La fondation Suzanne Deutsch de la Meurthe

 

Dans les années 1900 à 1920, M. Henry Deutsch de la Meurthe dont le père avait fait fortune dans le pétroles Jupiter, ancêtre de la compagnie "Shell", était un mécène connu. On dirait de nos jours un sponsor attitré de tous les types de locomotion aérienne (dirigeables à moteur, avions) et il consacra une grande partie de son temps et de sa fortune à subventionner des instituts, des associations aéronautiques ainsi que des prix, défis, rallyes aéronautiques de l’époque dont on a du mal à imaginer la popularité. Il fut un des plus éminents présidents de l’Aéro Club de France de 1913 à sa mort en 1919.

Une de ses filles, Suzanne, née le 20 septembre 1892, comme certaines femmes fortunées de l’époque, eut une grande activité à caractère "social" pour promouvoir  : dispensaire, cités ouvrières etc… mais aussi consacra une partie de sa fortune à encourager la création et le fonctionnement de l’Aéroclub de l’Aisne, à sponsoriser certains coureurs de rallyes aéronautiques…

 

 

S’il y avait, à cette époque, beaucoup d’enthousiasme pour les raids, rallyes et de témérité dans ces courses au record… il y avait aussi beaucoup de casse.

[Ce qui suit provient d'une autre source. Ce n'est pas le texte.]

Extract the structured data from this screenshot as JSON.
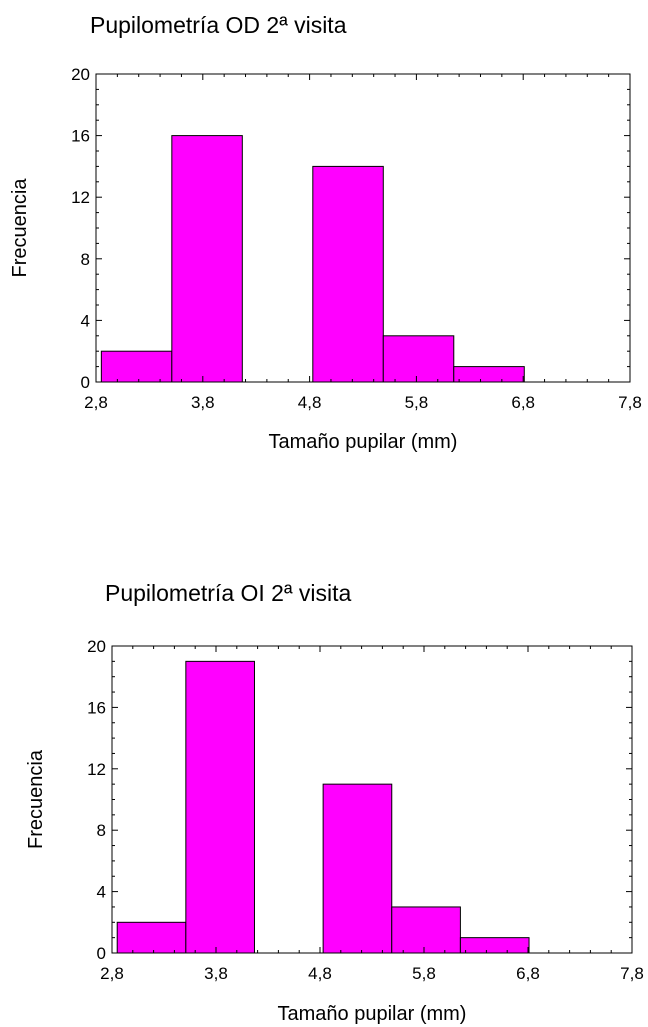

Il faut se souvenir qu’en 1931 – cela surprendra probablement les plus jeunes d’entre nous – il n’existait ni caisse de retraite, ni organisation d’assurance spécifique, ni de sécurité sociale.

Or donc, le 20 mai 1931, Melle Suzanne Deutsch de la Meurthe faisait don à l’état français d’une somme de 2,5 millions de francs de l’époque sous les charges et conditions suivantes :

  • Que cette somme soit utilisée à l’acquisition par l’Etat d’un immeuble sis à Echouboulains
  • Que cet immeuble soit destiné à recevoir le personnel de l’aéronautique française, civile et militaire, dont l’état de santé nécessitait un repos temporaire ou de convalescence.
  • Que cet immeuble soit mis à la disposition d’un organisme privé appelé à l’aménager pour y faire fonctionner une maison de repos et de convalescence conforme aux termes de la donation.

La fondation « Maison des Ailes – S. Deutsch de la Meurthe » fut alors instituée pour assurer la mise en place et le fonctionnement de l’établissement et, à cet effet, la Fondation fut subrogée dans tous les droits appartenant à l’Etat et fut reconnue d’utilité publique le 13 mars 1934.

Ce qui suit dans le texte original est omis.